London. Drei Abschiedsbriefe schrieb Jacintha Saldanha, bevor sie sich am Freitag vor einer Woche im Schwesternwohnheim des Londoner King-Edward-VII.-Krankenhauses mit einem Schal erhängte. In einem hinterließ die Nachtschwester ihre Beerdigungswünsche. In einem zweiten beschrieb die 46-Jährige ihre Probleme, mit dem vorausgegangenen Juxanruf zweier australischer Radiomoderatoren zurechtzukommen.

Doch vor allem der dritte Brief empört ihre Familie und schürt Zweifel an der Version ihres Arbeitgebers: Denn darin soll sich die indischstämmige Frau kritisch über ihre Vorgesetzten äußern.

„In einem der Briefe, dem längsten, geht es um das Krankenhaus, und der ist im Ton sehr kritisch“, zitiert der „Daily Mirror“ einen Freund der Familie. „Natürlich will Ben (Saldanhas Ehemann, Anm.) nun eine umfassende Untersuchung. Er will, dass die Wahrheit ans Licht kommt. In dem Brief schreibt Jacintha, wie sie vom Krankenhaus behandelt wurde.“ Das Privatkrankenhaus, in dem sich Mitglieder des britischen Königshauses seit Jahrzehnten behandeln lassen, beharrt darauf, Saldanha „voll unterstützt“ zu haben. Es habe keine disziplinarischen Maßnahmen gegen die „ausgezeichnete“, „erfahrene“ und „geschätzte Kollegin“ gegeben, die seit vier Jahren in der Klinik gearbeitet und mit ihren beiden Kindern (14 und 16 Jahre alt) sowie ihrem Mann Ben in Bristol gelebt hat.

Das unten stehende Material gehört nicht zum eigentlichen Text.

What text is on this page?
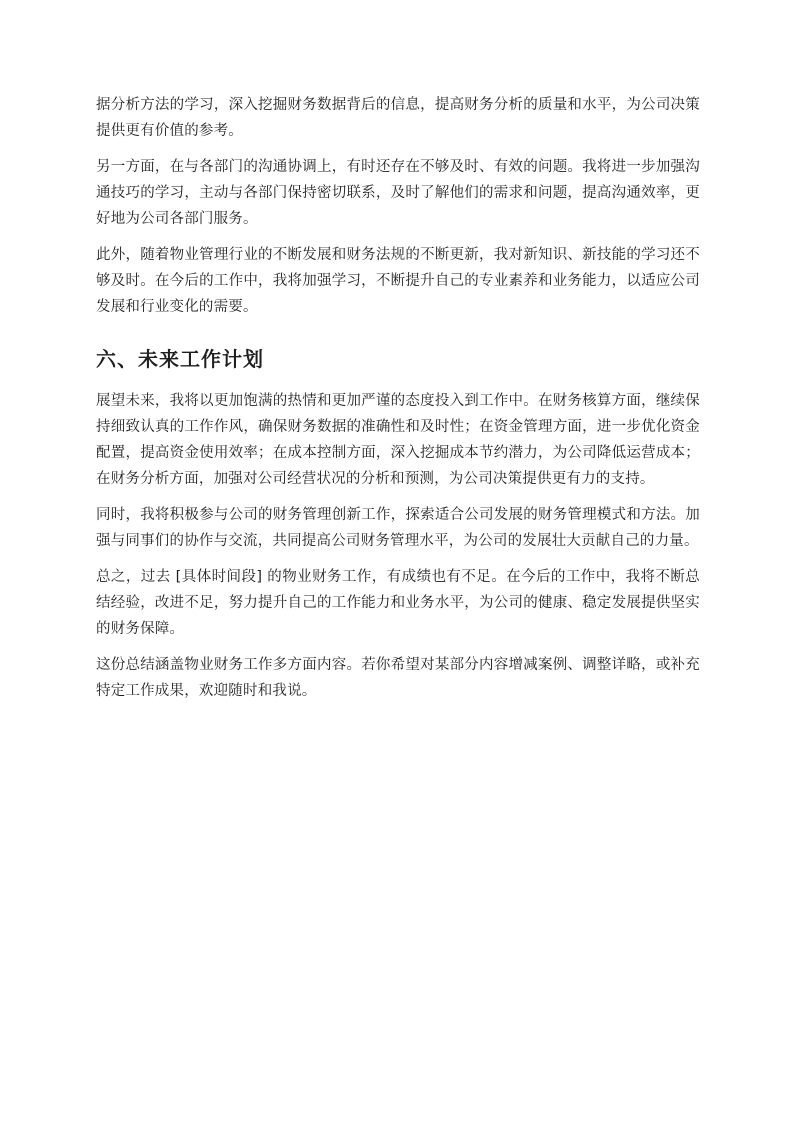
据分析方法的学习，深入挖掘财务数据背后的信息，提高财务分析的质量和水平，为公司决策提供更有价值的参考。

另一方面，在与各部门的沟通协调上，有时还存在不够及时、有效的问题。我将进一步加强沟通技巧的学习，主动与各部门保持密切联系，及时了解他们的需求和问题，提高沟通效率，更好地为公司各部门服务。

此外，随着物业管理行业的不断发展和财务法规的不断更新，我对新知识、新技能的学习还不够及时。在今后的工作中，我将加强学习，不断提升自己的专业素养和业务能力，以适应公司发展和行业变化的需要。

六、未来工作计划

展望未来，我将以更加饱满的热情和更加严谨的态度投入到工作中。在财务核算方面，继续保持细致认真的工作作风，确保财务数据的准确性和及时性；在资金管理方面，进一步优化资金配置，提高资金使用效率；在成本控制方面，深入挖掘成本节约潜力，为公司降低运营成本；在财务分析方面，加强对公司经营状况的分析和预测，为公司决策提供更有力的支持。

同时，我将积极参与公司的财务管理创新工作，探索适合公司发展的财务管理模式和方法。加强与同事们的协作与交流，共同提高公司财务管理水平，为公司的发展壮大贡献自己的力量。

总之，过去 [具体时间段] 的物业财务工作，有成绩也有不足。在今后的工作中，我将不断总结经验，改进不足，努力提升自己的工作能力和业务水平，为公司的健康、稳定发展提供坚实的财务保障。

这份总结涵盖物业财务工作多方面内容。若你希望对某部分内容增减案例、调整详略，或补充特定工作成果，欢迎随时和我说。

Saldanha hatte den Anruf Dienstagfrüh vergangener Woche angenommen und in der Annahme, sie habe die Queen persönlich am Apparat, arglos auf die Station durchgestellt, auf der Kate Middleton wegen Schwangerschaftsübelkeit behandelt wurde. Dort gab eine Kollegin dann ebenso arglos-bereitwillig Auskunft über den Gesundheitszustand der werdenden Mutter.

In einem Brief an den Besitzer von „2DayFm“ hat die Klinikleitung nach dem Tod Saldanhas den beiden Moderatoren und dem Sender die Schuld gegeben: Durch den „abscheulichen“ und „albernen“ Scherz seien zwei Krankenschwestern weltweit bloßgestellt worden – „mit tragischen Konsequenzen.“ Doch Saldanhas Familie genügt das als Erklärung nicht: Sie erfuhr erst nach deren Tod von Jacinthas Rolle in dem tragisch missglückten Scherz. Obwohl sie angeblich täglich miteinander sprachen, hatte sie offenbar nicht einmal ihrem Mann davon erzählt.

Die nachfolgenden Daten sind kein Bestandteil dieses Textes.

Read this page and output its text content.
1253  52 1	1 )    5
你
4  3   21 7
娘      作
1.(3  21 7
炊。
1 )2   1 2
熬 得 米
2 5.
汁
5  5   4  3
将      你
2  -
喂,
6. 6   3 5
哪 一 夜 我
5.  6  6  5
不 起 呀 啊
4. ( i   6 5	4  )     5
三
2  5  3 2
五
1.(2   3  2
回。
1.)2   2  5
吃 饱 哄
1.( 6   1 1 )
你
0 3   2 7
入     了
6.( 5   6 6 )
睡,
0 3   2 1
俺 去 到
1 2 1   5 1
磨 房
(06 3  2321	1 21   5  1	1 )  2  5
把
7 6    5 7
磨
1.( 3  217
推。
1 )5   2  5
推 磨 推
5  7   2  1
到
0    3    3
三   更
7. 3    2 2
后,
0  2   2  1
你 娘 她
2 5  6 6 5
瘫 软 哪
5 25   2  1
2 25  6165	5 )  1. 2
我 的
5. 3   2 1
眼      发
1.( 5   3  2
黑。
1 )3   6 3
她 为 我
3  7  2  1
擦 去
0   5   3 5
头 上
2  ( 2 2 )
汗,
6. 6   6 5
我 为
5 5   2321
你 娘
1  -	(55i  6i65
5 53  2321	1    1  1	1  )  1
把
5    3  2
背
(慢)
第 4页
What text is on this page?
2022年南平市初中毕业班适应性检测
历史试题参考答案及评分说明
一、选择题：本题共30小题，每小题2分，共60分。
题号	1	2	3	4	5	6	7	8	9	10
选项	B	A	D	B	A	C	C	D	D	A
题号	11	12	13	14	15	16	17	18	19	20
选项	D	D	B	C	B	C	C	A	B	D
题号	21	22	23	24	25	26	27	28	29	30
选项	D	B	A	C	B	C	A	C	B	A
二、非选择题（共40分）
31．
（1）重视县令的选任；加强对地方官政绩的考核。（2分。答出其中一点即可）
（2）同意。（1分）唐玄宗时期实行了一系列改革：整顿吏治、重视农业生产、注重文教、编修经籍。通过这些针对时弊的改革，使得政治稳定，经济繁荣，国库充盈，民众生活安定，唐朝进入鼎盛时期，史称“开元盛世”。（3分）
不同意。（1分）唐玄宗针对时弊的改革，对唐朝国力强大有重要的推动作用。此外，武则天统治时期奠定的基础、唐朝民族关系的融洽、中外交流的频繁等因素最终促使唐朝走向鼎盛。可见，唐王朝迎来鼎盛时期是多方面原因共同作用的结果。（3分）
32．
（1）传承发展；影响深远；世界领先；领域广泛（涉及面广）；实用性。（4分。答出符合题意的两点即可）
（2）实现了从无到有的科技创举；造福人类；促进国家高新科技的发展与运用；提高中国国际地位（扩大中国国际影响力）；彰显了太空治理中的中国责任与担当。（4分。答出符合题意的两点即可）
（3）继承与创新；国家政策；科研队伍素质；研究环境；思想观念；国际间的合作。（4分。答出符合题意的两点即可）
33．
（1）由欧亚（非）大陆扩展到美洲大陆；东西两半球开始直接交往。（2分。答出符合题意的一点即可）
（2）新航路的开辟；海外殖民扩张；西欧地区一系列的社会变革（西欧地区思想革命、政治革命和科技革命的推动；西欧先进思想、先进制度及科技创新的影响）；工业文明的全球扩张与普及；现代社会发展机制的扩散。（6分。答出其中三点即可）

„Sie waren eine eng verbundene Familie. Sie trauern. Und sie wollen die ganze Wahrheit wissen“, so der indischstämmige Abgeordnete Keith Vaz, der die Familie öffentlich vertritt. Er hat in ihrem Namen schon Anfang der Woche eine Liste mit Fragen an das Krankenhaus geschickt und kritisiert, dass die Klinik es tagelang nicht für nötig befand, der Familie persönlich zu kondolieren.

In einem medialen Sturm der Entrüstung, angefacht von der Boulevardpresse, sind die beiden „2DayFm“-DJs Mel Greig und Michael Christian in den letzten Tagen quasi zu Mördern abgestempelt worden. Die Moderatoren, die bis auf Weiteres suspendiert sind, hätten „Blut an den Händen“, hieß es. Wegen Morddrohungen müssen sie sich versteckt halten.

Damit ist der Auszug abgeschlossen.